U.S. President Donald Trump reacts during an event with Artemis II astronauts. 2026 (REUTERS)
Conservative Dispatch staff writer Nick Catoggio lined up a legion of lies that will inevitably be the undoing of the Republican Party in November.
In addition to pushing a tariff policy that China leaders themselves praised as damaging to the U.S., Catoggio said Trump “bungled the task of taming the dragon about as thoroughly as it can be bungled, most recently by burning through weapons stockpiles in Iran that were supposed to keep China honest in the Far East. And the Chinese have noticed.”
Oh, but there’s so much more, gripes Catoggio, referring to Trump’s recent claim on Fox News of considering making Venezuela the 51st state because of its oil reserves.

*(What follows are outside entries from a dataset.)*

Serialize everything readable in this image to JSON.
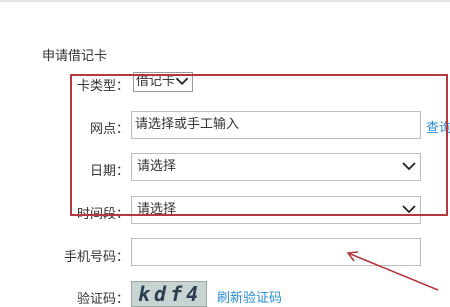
{
  "form": {
    "title": "申请借记卡",
    "card_type": {
      "label": "卡类型：",
      "value": "借记卡"
    },
    "branch": {
      "label": "网点：",
      "placeholder": "请选择或手工输入",
      "query_link": "查询"
    },
    "date": {
      "label": "日期：",
      "value": "请选择"
    },
    "time_slot": {
      "label": "时间段：",
      "value": "请选择"
    },
    "phone": {
      "label": "手机号码：",
      "value": ""
    },
    "captcha": {
      "label": "验证码：",
      "code": "kdf4",
      "refresh_link": "刷新验证码"
    }
  },
  "annotation": {
    "box_color": "#b5383f",
    "arrow_color": "#b5383f"
  },
  "colors": {
    "link": "#2a8bd6",
    "captcha_bg": "#c7d4d1"
  }
}
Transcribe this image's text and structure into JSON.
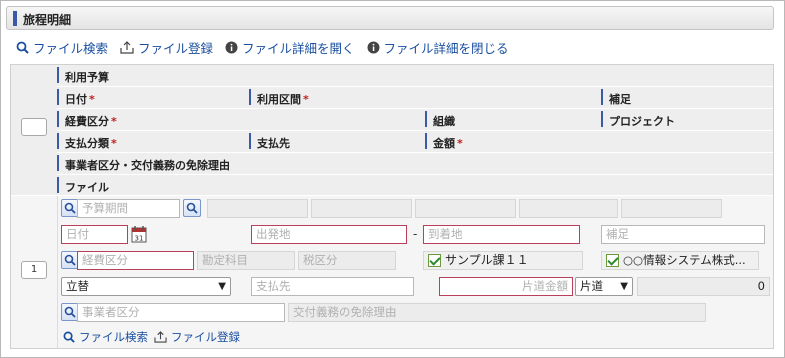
{
  "section": {
    "title": "旅程明細"
  },
  "toolbar": {
    "file_search": "ファイル検索",
    "file_register": "ファイル登録",
    "open_file_details": "ファイル詳細を開く",
    "close_file_details": "ファイル詳細を閉じる"
  },
  "header": {
    "budget": "利用予算",
    "date": "日付",
    "usage_section": "利用区間",
    "supplement": "補足",
    "expense_category": "経費区分",
    "organization": "組織",
    "project": "プロジェクト",
    "payment_type": "支払分類",
    "payee": "支払先",
    "amount": "金額",
    "business_category": "事業者区分・交付義務の免除理由",
    "file": "ファイル",
    "required_mark": "*"
  },
  "row": {
    "number": "1",
    "budget_period_placeholder": "予算期間",
    "date_placeholder": "日付",
    "departure_placeholder": "出発地",
    "range_separator": "-",
    "arrival_placeholder": "到着地",
    "supplement_placeholder": "補足",
    "expense_category_placeholder": "経費区分",
    "account_item_placeholder": "勘定科目",
    "tax_category_placeholder": "税区分",
    "organization_value": "サンプル課１１",
    "project_value": "○○情報システム株式...",
    "payment_type_value": "立替",
    "payee_placeholder": "支払先",
    "one_way_fare_placeholder": "片道金額",
    "trip_type_value": "片道",
    "amount_value": "0",
    "business_category_placeholder": "事業者区分",
    "exemption_reason_placeholder": "交付義務の免除理由",
    "file_search": "ファイル検索",
    "file_register": "ファイル登録"
  },
  "colors": {
    "accent": "#3a5aa8",
    "link": "#1a4fa0",
    "required": "#c02020"
  }
}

Trump probably wasn’t entirely serious, but the claim contradicts everything about his MAGA promise to prevent: “importing the third world” to the U.S if he turns “a country of almost 30 million Hispanics into a U.S. state, particularly a country that’s famously impoverished,” said Catoggio.

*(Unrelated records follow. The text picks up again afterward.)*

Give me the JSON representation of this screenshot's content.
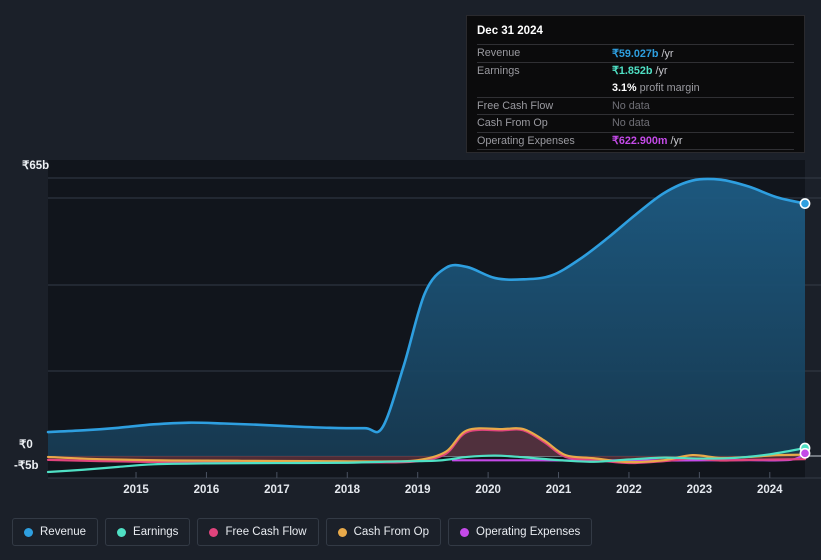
{
  "chart_data": {
    "type": "area",
    "title": "",
    "xlabel": "",
    "ylabel": "",
    "currency_symbol": "₹",
    "grid": true,
    "legend_position": "bottom",
    "ylim": [
      -5,
      65
    ],
    "y_ticks": [
      {
        "label": "₹65b",
        "value": 65
      },
      {
        "label": "₹0",
        "value": 0
      },
      {
        "label": "-₹5b",
        "value": -5
      }
    ],
    "x_ticks": [
      "2015",
      "2016",
      "2017",
      "2018",
      "2019",
      "2020",
      "2021",
      "2022",
      "2023",
      "2024"
    ],
    "x_range": [
      "2014.25",
      "2025.0"
    ],
    "series": [
      {
        "name": "Revenue",
        "color": "#2e9fe0",
        "fill": "#173d57",
        "x": [
          2014.25,
          2014.75,
          2015.25,
          2015.75,
          2016.25,
          2016.75,
          2017.25,
          2017.75,
          2018.25,
          2018.75,
          2019.0,
          2019.3,
          2019.6,
          2019.9,
          2020.2,
          2020.6,
          2021.0,
          2021.4,
          2021.8,
          2022.2,
          2022.6,
          2023.0,
          2023.4,
          2023.8,
          2024.2,
          2024.6,
          2025.0
        ],
        "values": [
          5.6,
          6.0,
          6.6,
          7.4,
          7.8,
          7.6,
          7.3,
          6.9,
          6.6,
          6.5,
          6.7,
          21.0,
          38.0,
          44.0,
          44.2,
          41.6,
          41.3,
          42.2,
          46.0,
          51.0,
          56.5,
          61.5,
          64.4,
          64.6,
          63.0,
          60.5,
          59.027
        ]
      },
      {
        "name": "Earnings",
        "color": "#4fe0c4",
        "x": [
          2014.25,
          2014.75,
          2015.25,
          2015.75,
          2016.5,
          2017.5,
          2018.5,
          2019.2,
          2019.8,
          2020.2,
          2020.6,
          2021.0,
          2021.5,
          2022.0,
          2022.5,
          2023.0,
          2023.5,
          2024.0,
          2024.5,
          2025.0
        ],
        "values": [
          -5.0,
          -4.3,
          -3.4,
          -2.6,
          -2.3,
          -2.2,
          -2.1,
          -1.7,
          -1.4,
          -0.3,
          0.1,
          -0.4,
          -1.3,
          -1.8,
          -1.1,
          -0.5,
          -0.8,
          -0.6,
          0.4,
          1.852
        ]
      },
      {
        "name": "Free Cash Flow",
        "color": "#e0447d",
        "fill": "#5b2f39",
        "x": [
          2014.25,
          2015.0,
          2016.0,
          2017.0,
          2018.0,
          2019.0,
          2019.5,
          2019.9,
          2020.2,
          2020.7,
          2021.0,
          2021.3,
          2021.6,
          2022.0,
          2022.5,
          2023.0,
          2023.4,
          2023.8,
          2024.2,
          2024.6,
          2025.0
        ],
        "values": [
          -1.2,
          -1.6,
          -1.9,
          -1.9,
          -1.9,
          -2.0,
          -1.6,
          0.5,
          5.6,
          6.0,
          6.0,
          3.2,
          -0.3,
          -1.2,
          -2.2,
          -1.6,
          -0.8,
          -1.4,
          -1.2,
          -1.1,
          -1.0
        ]
      },
      {
        "name": "Cash From Op",
        "color": "#e8a94a",
        "x": [
          2014.25,
          2015.0,
          2016.0,
          2017.0,
          2018.0,
          2019.0,
          2019.5,
          2019.9,
          2020.2,
          2020.7,
          2021.0,
          2021.3,
          2021.6,
          2022.0,
          2022.5,
          2023.0,
          2023.4,
          2023.8,
          2024.2,
          2024.6,
          2025.0
        ],
        "values": [
          -0.3,
          -1.0,
          -1.4,
          -1.5,
          -1.6,
          -1.7,
          -1.3,
          1.0,
          6.0,
          6.3,
          6.3,
          3.6,
          0.2,
          -0.7,
          -1.9,
          -1.3,
          0.2,
          -0.6,
          -0.3,
          0.2,
          0.3
        ]
      },
      {
        "name": "Operating Expenses",
        "color": "#c44ae8",
        "x": [
          2020.0,
          2020.6,
          2021.2,
          2021.8,
          2022.4,
          2023.0,
          2023.6,
          2024.2,
          2024.8,
          2025.0
        ],
        "values": [
          -1.35,
          -1.35,
          -1.35,
          -1.4,
          -1.35,
          -1.4,
          -1.35,
          -1.3,
          -1.2,
          0.6229
        ]
      }
    ],
    "endpoint_markers": [
      {
        "series": "Revenue",
        "value": 59.027
      },
      {
        "series": "Earnings",
        "value": 1.852
      },
      {
        "series": "Operating Expenses",
        "value": 0.6229
      }
    ]
  },
  "tooltip": {
    "title": "Dec 31 2024",
    "rows": [
      {
        "label": "Revenue",
        "value": "₹59.027b",
        "unit": "/yr",
        "color": "#2e9fe0",
        "no_data": false
      },
      {
        "label": "Earnings",
        "value": "₹1.852b",
        "unit": "/yr",
        "color": "#4fe0c4",
        "no_data": false
      }
    ],
    "margin_row": {
      "value": "3.1%",
      "text": "profit margin"
    },
    "rows2": [
      {
        "label": "Free Cash Flow",
        "value": "No data",
        "unit": "",
        "color": "#6f6f76",
        "no_data": true
      },
      {
        "label": "Cash From Op",
        "value": "No data",
        "unit": "",
        "color": "#6f6f76",
        "no_data": true
      },
      {
        "label": "Operating Expenses",
        "value": "₹622.900m",
        "unit": "/yr",
        "color": "#c44ae8",
        "no_data": false
      }
    ]
  },
  "legend": {
    "items": [
      {
        "label": "Revenue",
        "color": "#2e9fe0"
      },
      {
        "label": "Earnings",
        "color": "#4fe0c4"
      },
      {
        "label": "Free Cash Flow",
        "color": "#e0447d"
      },
      {
        "label": "Cash From Op",
        "color": "#e8a94a"
      },
      {
        "label": "Operating Expenses",
        "color": "#c44ae8"
      }
    ]
  }
}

But Catoggio said “practically everywhere you look over the past 16 months, you’ll find Trump breaking one of the promises that got him elected,” with Trump’s Iran war possibly being “the most consequential ideological betrayal by any president in my lifetime, poisonous to everyone except his core base,” said Catoggio.
“If you’re one of the three or four people in America who took Trump at his word when he promised to end the weaponization of government, you’ve been rewarded by getting to watch him turn the Justice Department into a menagerie of vengeful hacks and henchmen whose headquarters now bears his photo over the front entrance,” Catoggio said. “If you believed him when he and his party complained about the so-called Biden crime family, you’ve had to endure the Trump clan turning the presidency into a full-time influence racket worth many billions of dollars in plain sight.”
On the economy, Catoggio said: “If you’re the sort of chump who set aside your qualms about January 6 and the president’s basic fitness for office and voted to reelect him because you hoped he’d stabilize your family’s finances, his negligence toward the cost of living is the ultimate electoral bait-and-switch.
But a president “who knows he can break (almost) every promise he’s made and still retain the support of at least 85 percent of his base, no questions asked, is a president who’s going to do stupid and pernicious things that will inevitably alienate most of the rest of the electorate,” said Catoggio. “So when Democrats take back the House this fall — and they probably will despite the GOP’s best ‘hacking’ efforts, as the generic ballot has begun to widen in their favor and now looks downright gruesome in some polling — don’t blame the president or his cronies in government for the party’s failure.”
Instead, Catoggio said “blame the enablers, the right-wing rank-and-file.”
“They’ve been the problem since June 2015, and they’ll continue to be the problem after Trump is gone.